It lurks in the dense interior of Jupiter and boils deep within the sun. Warm dense plasma, so common in the universe, is very difficult to manufacture on Earth’s surface. In the 19 September PRL, a team describes their method of zapping aluminum foil with a proton beam to create a blob of warm dense plasma–a form of matter very different from other types of plasma. The technique may allow for previously impossible measurements that could lead to more accurate models of star and planetary interiors.
A plasma is a gas of electrons and positively-charged ions, but it’s usually tenuous stuff, as in a candle flame, an interstellar gas cloud, or inside a fusion reactor. Warm, dense plasma–which may predominate in some layers of the sun, the cores of large planets, and perhaps the earth–is denser than water and far denser than other types of plasma. Despite the name “warm,” it can be as hot as the more common types. According to Pravesh Patel of the Lawrence Livermore National Laboratory in California, warm dense plasma is a mysterious phase of matter. It may have complex behaviors, but without an appreciable quantity to measure, no one knows what these behaviors may be. The few theoretical models differ wildly.
Researchers have made warm dense plasma in the past by using ultra-short laser pulses to directly heat a solid surface. But with this technique, the temperature varies dramatically over the plasma region, and probe lasers can’t penetrate more than a few tens of nanometers. Particle beams can heat an object more quickly and uniformly than lasers, but even the biggest ion accelerators can’t get material to plasma temperatures quickly enough–the sample explodes before the warm, dense state can be probed.
Patel and his colleagues heated a sample with far more protons than an accelerator could provide, using a technique developed at Livermore in recent years for other purposes. A short, intense laser pulse blasts a thin aluminum foil target, which releases a mob of high-energy protons from its back surface. The protons hit the next target–another thin piece of aluminum–and dump massive amounts of energy within picoseconds. The second target heats to tens of thousands of degrees but remains temporarily dense. Then, for a few nanoseconds before it explodes, when the aluminum is in a warm dense state, the team can measure the plasma’s light absorption and optical emissions, which reveal the temperature and other properties. The researchers also plan to measure the speed of the explosion’s shock wave to get further data.
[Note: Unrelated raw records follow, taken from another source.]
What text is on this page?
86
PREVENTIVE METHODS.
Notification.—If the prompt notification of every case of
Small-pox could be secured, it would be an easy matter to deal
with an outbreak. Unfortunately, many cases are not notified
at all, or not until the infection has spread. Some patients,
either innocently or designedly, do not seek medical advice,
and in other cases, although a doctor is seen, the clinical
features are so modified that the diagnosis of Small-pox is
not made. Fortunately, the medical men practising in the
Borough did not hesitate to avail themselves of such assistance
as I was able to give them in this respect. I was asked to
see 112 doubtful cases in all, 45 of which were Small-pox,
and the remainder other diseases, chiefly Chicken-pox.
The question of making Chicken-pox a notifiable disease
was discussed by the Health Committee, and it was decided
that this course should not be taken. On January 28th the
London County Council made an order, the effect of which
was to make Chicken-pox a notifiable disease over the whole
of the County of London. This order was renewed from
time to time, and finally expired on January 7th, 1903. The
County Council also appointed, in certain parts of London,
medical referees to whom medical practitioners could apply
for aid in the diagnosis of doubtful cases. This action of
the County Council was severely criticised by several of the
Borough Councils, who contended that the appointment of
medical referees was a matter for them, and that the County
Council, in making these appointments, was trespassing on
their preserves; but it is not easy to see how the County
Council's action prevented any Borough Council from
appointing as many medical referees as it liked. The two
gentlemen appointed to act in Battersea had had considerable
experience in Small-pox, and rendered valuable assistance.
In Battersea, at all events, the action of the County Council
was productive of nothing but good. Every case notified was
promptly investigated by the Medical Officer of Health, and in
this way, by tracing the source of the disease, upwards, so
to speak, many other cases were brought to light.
According to Roger Falcone of the University of California at Berkeley, the technique has good potential for heating solid matter for plasma studies, but whether it’s truly better than other techniques depends on the uniformity of the plasma produced. Steven Rose of the Atomic Weapons Establishment in Aldermaston, UK, says the technique can create conditions “ideal for performing material properties experiments.” He adds that with a better laser, the technique could heat material to much higher temperatures than is currently possible, suggesting that even hotter dense plasma could be produced in the future.